Come detto i principi del provvedimento sono condivisibili e vanno incontro alle direttive europee a cui si stanno adeguando molti altri stati, nonché ai vincoli di riduzione di CO2 previsti dall'Accordo di Parigi sul clima. Tuttavia l'Ecotassa ha lacune molto gravi che proverò a sintetizzare per punti.
1. Riguarda solo i veicoli di nuova immatricolazione e non prevede incentivi per la sostituzione dei mezzi circolanti, che sono in grande parte obsoleti e molto inquinanti. "Nessuno pagherà per ciò che ha acquistato già. Al tempo stesso è importante però tassare chi da oggi sceglie di acquistare macchine molto inquinanti" ha detto il ministro dell'ambiente Costa. Questo approccio, alzando i prezzi di vendita del nuovo senza incentivi alla rottamazione, renderà molto meno invitante sostituire i vecchi mezzi inquinanti in circolazione e provocherà una inevitabile contrazione del mercato.
2. Utilizza come parametro solo le emissioni di CO2 e non quelle di polveri sottili e ossido di azoto (N2O) molto nocivi per la salute umana e prodotti in misura notevole dai motori diesel "salvati" dal provvedimento. Proprio ieri alla COP24 di Katowice l'OMS ha presentato un rapporto sui rapporti tra salute e cambiamenti climatici centrato sulla qualità dell'aria e sui gravi rischi dell'inquinamento da particolato e N2O.
3. Prevede incentivi per i veicoli elettrici, ma non interviene sul tema fondamentale della diffusione di impianti di ricarica rapida, necessaria per garantire ai veicoli elettrici la stessa affidabilità e funzionalità delle auto alimentate con idrocarburi. La legge spagnola recentemente approvata, ad esempio, prevede l'installazione di centri di ricarica in ogni stazione di rifornimento.

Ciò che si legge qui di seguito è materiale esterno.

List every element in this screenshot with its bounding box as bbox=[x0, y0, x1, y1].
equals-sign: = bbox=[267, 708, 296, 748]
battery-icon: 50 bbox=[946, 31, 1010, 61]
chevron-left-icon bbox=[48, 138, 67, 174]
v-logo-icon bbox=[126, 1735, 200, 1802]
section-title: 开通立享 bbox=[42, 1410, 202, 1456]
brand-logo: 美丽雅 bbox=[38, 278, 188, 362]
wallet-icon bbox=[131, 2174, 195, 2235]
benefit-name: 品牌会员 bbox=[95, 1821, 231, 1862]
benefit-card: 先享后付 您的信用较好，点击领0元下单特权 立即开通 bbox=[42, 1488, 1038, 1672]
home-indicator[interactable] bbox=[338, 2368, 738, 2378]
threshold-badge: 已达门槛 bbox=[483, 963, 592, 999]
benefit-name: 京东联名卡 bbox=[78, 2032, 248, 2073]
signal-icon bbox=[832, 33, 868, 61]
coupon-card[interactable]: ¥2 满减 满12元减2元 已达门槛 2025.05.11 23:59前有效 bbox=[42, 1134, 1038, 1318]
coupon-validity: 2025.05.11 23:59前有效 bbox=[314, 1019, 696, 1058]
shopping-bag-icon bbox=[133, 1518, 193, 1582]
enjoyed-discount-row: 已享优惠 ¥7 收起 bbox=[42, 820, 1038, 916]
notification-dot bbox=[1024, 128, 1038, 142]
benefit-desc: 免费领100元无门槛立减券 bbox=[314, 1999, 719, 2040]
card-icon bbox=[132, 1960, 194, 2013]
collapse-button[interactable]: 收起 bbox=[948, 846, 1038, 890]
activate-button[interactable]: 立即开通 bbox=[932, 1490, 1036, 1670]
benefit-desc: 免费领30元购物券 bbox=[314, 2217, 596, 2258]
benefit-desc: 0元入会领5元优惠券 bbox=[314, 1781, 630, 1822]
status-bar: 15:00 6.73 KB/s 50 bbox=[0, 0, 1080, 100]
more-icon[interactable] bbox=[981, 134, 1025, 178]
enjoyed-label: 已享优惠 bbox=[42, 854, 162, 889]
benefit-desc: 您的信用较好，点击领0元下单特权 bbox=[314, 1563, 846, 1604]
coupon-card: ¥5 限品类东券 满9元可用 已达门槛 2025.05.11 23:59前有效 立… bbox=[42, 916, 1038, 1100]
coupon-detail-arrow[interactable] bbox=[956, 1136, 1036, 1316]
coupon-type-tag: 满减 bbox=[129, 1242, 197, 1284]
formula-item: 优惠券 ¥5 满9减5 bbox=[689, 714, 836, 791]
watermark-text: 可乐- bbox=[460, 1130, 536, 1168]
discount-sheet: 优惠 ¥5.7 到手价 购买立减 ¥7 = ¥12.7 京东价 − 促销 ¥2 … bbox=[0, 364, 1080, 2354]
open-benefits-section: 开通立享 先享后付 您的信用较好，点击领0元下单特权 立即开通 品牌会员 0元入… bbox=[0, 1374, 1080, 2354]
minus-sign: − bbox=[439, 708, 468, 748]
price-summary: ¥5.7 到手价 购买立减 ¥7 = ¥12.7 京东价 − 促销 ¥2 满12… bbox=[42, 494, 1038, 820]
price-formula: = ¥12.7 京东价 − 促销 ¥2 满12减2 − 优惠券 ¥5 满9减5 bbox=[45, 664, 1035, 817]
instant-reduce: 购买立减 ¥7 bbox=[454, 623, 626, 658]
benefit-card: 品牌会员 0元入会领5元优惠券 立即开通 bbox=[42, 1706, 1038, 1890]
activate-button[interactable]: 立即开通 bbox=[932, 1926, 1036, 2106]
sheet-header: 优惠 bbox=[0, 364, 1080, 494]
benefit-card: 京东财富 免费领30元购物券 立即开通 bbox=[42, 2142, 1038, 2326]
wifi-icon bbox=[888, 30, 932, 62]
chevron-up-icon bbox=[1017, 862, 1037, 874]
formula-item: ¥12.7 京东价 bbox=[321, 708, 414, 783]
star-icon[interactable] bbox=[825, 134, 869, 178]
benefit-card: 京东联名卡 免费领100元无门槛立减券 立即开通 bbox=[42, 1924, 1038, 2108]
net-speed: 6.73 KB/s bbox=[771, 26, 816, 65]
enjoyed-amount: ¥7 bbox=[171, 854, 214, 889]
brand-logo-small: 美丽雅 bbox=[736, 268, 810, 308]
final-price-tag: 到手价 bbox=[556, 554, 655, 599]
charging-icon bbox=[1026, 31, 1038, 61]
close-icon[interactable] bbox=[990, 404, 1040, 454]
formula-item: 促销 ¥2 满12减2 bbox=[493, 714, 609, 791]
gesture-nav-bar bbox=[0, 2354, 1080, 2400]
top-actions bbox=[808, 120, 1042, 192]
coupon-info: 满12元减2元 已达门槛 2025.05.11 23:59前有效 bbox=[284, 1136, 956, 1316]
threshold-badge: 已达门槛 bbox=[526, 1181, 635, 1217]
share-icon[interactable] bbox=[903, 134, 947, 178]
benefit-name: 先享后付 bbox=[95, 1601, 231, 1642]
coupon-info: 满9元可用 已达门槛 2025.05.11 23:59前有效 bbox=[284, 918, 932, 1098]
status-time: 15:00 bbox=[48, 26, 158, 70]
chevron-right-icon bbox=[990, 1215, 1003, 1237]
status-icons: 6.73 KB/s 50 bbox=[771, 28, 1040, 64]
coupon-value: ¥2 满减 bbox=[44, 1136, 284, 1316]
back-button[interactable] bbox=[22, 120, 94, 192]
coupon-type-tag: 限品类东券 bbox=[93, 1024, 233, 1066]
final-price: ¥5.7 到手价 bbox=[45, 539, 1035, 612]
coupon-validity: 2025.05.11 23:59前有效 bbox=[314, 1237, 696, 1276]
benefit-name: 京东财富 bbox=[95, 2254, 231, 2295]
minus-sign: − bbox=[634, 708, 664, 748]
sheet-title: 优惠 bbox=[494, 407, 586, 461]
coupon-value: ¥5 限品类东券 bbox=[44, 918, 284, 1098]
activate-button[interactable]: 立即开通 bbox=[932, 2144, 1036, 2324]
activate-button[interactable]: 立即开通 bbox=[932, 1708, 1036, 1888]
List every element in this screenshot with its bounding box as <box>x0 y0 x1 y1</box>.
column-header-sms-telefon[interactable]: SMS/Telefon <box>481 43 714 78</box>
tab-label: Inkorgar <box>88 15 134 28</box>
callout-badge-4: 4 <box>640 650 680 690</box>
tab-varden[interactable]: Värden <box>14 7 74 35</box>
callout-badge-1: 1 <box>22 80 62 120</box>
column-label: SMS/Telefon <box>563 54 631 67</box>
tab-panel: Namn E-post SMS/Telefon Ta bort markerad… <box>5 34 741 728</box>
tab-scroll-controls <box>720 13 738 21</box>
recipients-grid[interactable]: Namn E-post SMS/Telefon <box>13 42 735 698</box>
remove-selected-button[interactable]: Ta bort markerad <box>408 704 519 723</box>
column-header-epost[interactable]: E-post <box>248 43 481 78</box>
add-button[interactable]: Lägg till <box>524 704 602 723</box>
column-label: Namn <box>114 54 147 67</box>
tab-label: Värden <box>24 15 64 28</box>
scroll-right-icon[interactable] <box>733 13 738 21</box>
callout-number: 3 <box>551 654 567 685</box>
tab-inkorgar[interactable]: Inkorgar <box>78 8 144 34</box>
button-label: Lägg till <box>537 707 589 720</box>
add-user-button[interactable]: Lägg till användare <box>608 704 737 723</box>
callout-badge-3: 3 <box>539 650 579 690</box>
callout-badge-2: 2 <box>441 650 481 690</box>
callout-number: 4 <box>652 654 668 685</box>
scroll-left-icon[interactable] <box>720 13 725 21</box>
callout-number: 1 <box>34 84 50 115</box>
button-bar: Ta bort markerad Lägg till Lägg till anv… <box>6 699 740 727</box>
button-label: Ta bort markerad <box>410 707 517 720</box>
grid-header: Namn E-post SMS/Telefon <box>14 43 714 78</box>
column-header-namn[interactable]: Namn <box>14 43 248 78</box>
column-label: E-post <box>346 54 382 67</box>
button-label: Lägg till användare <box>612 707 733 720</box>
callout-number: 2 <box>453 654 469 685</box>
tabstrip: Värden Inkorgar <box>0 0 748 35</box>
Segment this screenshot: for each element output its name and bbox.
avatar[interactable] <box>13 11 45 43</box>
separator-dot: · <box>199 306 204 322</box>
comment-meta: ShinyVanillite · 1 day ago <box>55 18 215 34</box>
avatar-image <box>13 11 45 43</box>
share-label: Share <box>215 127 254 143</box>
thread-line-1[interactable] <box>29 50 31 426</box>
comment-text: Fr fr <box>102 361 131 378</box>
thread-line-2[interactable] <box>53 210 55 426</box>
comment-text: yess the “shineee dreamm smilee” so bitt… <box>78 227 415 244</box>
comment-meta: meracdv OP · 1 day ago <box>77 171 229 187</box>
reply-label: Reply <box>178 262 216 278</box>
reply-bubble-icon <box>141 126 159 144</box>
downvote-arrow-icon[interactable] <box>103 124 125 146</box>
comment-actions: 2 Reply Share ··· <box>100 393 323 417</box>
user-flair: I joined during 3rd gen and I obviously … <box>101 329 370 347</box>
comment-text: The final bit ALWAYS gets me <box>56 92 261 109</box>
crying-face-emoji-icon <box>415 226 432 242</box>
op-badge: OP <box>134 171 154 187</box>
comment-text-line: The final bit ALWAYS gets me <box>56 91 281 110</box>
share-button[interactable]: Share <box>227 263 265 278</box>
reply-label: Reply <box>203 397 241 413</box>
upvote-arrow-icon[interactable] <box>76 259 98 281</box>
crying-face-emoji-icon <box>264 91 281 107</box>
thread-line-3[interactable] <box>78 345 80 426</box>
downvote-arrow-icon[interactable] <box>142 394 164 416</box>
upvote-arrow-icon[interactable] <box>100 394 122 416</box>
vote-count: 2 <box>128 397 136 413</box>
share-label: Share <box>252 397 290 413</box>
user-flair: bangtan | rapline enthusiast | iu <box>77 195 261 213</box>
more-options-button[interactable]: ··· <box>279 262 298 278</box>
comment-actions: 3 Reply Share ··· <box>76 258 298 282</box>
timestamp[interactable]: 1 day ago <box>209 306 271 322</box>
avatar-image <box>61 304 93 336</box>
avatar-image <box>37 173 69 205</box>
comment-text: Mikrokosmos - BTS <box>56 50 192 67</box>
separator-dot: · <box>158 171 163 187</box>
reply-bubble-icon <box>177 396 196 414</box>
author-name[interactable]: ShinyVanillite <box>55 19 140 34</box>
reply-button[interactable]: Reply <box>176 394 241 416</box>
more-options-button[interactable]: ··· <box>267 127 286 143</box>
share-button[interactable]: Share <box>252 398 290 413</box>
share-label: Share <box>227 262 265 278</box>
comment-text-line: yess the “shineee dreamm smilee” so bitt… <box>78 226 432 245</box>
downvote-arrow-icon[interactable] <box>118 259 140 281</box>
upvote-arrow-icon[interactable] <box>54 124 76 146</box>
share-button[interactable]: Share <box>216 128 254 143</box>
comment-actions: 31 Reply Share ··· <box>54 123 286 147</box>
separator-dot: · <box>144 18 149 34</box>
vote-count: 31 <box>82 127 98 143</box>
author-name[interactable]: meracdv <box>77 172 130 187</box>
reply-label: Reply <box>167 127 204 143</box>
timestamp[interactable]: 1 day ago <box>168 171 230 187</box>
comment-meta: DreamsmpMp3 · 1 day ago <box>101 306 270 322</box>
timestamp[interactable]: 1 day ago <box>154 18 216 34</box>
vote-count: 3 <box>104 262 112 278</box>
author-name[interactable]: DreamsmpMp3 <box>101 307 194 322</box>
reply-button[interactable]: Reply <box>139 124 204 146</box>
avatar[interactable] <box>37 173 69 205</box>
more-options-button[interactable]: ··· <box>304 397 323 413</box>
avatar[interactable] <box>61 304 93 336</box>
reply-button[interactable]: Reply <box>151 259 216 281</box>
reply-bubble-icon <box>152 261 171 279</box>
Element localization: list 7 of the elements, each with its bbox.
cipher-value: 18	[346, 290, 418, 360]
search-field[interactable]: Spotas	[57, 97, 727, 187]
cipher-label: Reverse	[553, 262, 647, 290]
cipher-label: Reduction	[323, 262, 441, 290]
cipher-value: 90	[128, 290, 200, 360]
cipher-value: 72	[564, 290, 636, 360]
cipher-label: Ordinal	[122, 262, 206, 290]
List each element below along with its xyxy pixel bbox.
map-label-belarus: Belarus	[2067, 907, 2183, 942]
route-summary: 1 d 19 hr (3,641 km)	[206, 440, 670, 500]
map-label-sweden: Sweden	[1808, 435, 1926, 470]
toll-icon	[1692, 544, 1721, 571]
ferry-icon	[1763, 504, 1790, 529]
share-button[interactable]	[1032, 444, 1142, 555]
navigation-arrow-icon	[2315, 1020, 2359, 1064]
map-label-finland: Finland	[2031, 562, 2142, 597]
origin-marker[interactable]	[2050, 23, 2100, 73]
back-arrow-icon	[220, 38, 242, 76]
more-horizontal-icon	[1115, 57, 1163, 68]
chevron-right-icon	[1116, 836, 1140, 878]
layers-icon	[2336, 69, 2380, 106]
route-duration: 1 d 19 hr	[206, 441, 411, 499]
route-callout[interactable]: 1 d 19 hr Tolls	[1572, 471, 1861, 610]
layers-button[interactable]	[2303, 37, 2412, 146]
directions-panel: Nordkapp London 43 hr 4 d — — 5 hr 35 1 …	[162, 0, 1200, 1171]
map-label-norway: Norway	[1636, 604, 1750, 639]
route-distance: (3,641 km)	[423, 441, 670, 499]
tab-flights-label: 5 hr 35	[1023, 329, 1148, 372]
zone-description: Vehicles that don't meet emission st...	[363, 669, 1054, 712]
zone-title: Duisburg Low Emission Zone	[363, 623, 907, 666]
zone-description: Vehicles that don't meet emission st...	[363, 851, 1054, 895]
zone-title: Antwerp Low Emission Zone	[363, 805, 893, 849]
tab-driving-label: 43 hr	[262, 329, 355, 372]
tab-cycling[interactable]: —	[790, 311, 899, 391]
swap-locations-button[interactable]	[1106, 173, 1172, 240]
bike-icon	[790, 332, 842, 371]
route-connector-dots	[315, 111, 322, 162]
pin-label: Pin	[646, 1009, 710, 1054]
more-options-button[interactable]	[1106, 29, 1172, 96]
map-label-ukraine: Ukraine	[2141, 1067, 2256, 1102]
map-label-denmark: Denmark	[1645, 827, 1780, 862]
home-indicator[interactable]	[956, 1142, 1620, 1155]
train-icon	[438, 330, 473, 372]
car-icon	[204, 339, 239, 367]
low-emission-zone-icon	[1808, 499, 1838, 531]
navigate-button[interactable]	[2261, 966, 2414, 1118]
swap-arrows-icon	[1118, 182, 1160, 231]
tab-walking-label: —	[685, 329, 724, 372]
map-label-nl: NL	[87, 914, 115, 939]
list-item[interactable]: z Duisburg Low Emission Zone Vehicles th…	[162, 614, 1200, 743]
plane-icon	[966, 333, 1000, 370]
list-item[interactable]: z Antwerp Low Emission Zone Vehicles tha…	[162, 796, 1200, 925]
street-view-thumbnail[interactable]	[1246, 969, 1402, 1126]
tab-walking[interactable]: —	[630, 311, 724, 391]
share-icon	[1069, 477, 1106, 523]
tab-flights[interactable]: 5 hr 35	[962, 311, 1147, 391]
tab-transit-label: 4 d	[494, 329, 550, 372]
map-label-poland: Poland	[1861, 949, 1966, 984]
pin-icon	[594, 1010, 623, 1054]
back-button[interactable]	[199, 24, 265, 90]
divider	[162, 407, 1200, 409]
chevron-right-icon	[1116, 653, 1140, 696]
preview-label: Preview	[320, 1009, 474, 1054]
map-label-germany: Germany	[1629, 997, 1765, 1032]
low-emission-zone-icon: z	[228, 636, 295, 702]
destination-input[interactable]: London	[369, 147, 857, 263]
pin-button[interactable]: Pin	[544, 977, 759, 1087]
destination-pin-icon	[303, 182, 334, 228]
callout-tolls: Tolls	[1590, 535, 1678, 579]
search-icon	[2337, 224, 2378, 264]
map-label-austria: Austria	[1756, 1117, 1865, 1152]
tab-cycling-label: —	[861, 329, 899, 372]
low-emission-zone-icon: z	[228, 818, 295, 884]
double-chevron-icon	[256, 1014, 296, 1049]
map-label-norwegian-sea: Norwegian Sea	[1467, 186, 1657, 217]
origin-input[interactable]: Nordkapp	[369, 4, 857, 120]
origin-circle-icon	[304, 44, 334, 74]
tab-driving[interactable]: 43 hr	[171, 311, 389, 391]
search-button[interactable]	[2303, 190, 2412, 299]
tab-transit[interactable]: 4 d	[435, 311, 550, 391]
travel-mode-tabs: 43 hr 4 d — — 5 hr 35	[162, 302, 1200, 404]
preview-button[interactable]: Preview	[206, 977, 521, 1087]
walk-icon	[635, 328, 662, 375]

4. Non pone quote minime per i mezzi elettrici, come previsto dalle norme europee, nè soglie temporali per la produzione e vendita di auto con motore a combustione. Francia, Gran Bretagna e Spagna hanno fissato al 2040 la "morte" delle auto con motore diesel o benzina (la Danimarca al 2030), imponendo all'industria una riconversione rapida verso le nuove tecnologie.